Für einen Höhepunkt des Streits sorgte im Oktober 2021 eine Entscheidung des polnischen Verfassungsgerichts, mit der es nationalem Verfassungsrecht Vorrang vor dem europäischen Gemeinschaftsrecht gab. Damit, so auch der Vorwurf zahlreicher Fachleute, würde eine der tragenden Säulen der europäischen Integration, nämlich Rechtssicherheit innerhalb der EU, ins Wanken geraten. Brüssel reagierte mit finanziellen Sanktionen. Unter den gegebenen rechtlichen Voraussetzungen könne die widmungsgemäße Verwendung europäischer Steuergelder nicht mehr garantiert werden.

Die Streitigkeiten mit Brüssel wurden teils so heftig ausgetragen, dass manche bei einem neuerlichen Wahlsieg der PiS gar Bestrebungen zum Austritt Polens aus der EU befürchteten. Andere schätzten diese Gefahr als geringer ein und verwiesen auf die polnische Bevölkerung, die Umfragen zufolge vergleichsweise proeuropäisch eingestellt ist. Zudem gibt es in Polen – anders als im ebenfalls nationalkonservativ regierten Ungarn – viele Großstädte, in denen eine liberale, proeuropäisch gesinnte Bürgergesellschaft gedeiht und zum Teil politisch den Ton angibt.

Vergiftetes Kilma

Genau dieser Streit zwischen den beiden größten Lagern in Polen hat aber zuletzt auch das innenpolitische Klima immer mehr vergiftet. Neben der bereits erwähnten Justizreform sind es etwa Themen wie das restriktive Abtreibungsrecht, der Umgang mit der LGBTIQ-Community oder eben die Umwandlung der öffentlich-rechtlichen Medien in eine PiS-Propagandamaschinerie, die für einen scharf ausgetragenen Dauerkonflikt zwischen Regierung und Opposition sorgten. Zuletzt war die PiS auch wegen der hohen Inflation und wegen eines Skandals rund um die Vergabe von Schengen-Visa an polnischen Konsulaten in die Kritik geraten. Letzterer traf die Regierung von Premier Morawiecki an einer empfindlichen Stelle, ist es doch gerade die PiS, die sich europaweit besonders lautstark als Kämpferin gegen illegale Migration hervortut.

Nach Beginn des russischen Angriffskriegs gegen die Ukraine nahm das traditionell Moskau-kritische Polen allerdings eine Vorreiterrolle bei der Hilfe für Kiew ein – nicht nur was die Aufnahme von Geflüchteten aus der Ukraine betrifft, sondern auch bei Waffenlieferungen und politischer Unterstützung für den angegriffenen Nachbarn.

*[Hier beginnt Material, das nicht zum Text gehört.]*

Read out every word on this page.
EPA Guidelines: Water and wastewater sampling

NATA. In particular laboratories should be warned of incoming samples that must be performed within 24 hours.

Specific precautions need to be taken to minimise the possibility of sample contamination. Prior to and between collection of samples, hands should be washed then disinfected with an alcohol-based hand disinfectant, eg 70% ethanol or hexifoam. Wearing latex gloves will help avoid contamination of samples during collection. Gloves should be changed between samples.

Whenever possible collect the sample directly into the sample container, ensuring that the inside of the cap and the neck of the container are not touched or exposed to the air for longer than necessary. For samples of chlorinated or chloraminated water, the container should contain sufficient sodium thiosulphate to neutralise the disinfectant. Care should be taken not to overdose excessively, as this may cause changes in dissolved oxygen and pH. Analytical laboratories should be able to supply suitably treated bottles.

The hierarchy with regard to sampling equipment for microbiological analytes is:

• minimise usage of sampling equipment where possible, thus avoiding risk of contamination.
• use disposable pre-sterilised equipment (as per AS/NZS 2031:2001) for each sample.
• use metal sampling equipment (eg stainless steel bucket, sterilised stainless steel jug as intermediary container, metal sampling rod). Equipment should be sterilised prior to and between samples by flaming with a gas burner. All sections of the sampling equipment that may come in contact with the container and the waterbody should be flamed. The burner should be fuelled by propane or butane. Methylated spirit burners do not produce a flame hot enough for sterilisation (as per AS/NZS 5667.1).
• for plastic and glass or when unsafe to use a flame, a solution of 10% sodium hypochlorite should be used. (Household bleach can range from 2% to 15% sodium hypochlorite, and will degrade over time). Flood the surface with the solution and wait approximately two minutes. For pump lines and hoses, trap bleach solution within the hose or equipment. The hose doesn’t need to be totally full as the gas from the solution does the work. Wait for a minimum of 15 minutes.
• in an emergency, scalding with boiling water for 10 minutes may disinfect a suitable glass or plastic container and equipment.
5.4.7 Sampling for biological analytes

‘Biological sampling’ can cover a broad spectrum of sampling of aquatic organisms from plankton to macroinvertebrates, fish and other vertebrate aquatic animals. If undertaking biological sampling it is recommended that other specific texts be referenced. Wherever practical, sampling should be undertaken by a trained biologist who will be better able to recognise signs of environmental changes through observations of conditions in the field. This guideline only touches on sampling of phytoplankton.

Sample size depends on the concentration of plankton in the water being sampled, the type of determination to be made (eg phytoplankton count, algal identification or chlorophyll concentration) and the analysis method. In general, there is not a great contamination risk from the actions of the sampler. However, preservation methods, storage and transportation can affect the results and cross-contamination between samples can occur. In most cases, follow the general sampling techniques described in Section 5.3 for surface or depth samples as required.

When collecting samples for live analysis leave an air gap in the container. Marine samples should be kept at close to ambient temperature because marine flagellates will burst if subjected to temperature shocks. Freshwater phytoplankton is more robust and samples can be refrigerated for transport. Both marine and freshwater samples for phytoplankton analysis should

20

Erst in der Schlussphase des Wahlkampfs hatte Morawiecki eine Abkehr von diesem Kurs signalisiert. Beobachter werteten das unter anderem als Zugeständnis an den rechten Rand des politischen Spektrums, wo die nationalistische und neoliberale Partei Konfederacja vor allem bei jungen Wählern punkten kann. Von dieser unterscheidet sich die PiS auch durch ihre Sozialpolitik, die zwar keine Stärkung der sozialen Infrastruktur anstrebt, aber mit finanziellen Umverteilungsmaßnahmen ihre überwiegend ältere Stammklientel anspricht.

Gescheitertes "Referendum"

Einen Misserfolg verzeichnete die PiS auch mit dem "Referendum", das gleichzeitig mit den Wahlen durchgeführt wurde. Darin wurden vier Fragen gestellt, die laut Kritikern vor allem suggestiven Charakter hatten. In einer davon erkundigte sich die Regierungspartei etwa, ob man "die Aufnahme von tausenden illegalen Einwanderern aus dem Nahen Osten und Afrika" unterstütze – und zwar "nach dem von der europäischen Bürokratie auferlegten Mechanismus der verpflichtenden Aufnahme".

Die Opposition hatte den Schachzug als zusätzliche Emotionalisierung und Vereinnahmung des Wahlkampfs durch die PiS angeprangert. Die Wählerinnen und Wähler gaben ihr offenbar recht: Während die Wahlberechtigung insgesamt bei einer Rekordhöhe von fast 73 Prozent lag, beteiligten sich an dem "Referendum" nur rund 40 Prozent. Dieses blieb also unter dem erforderlichen 50-Prozent-Quorum und ist damit ungültig. (Gerald Schubert, 16.10.2023)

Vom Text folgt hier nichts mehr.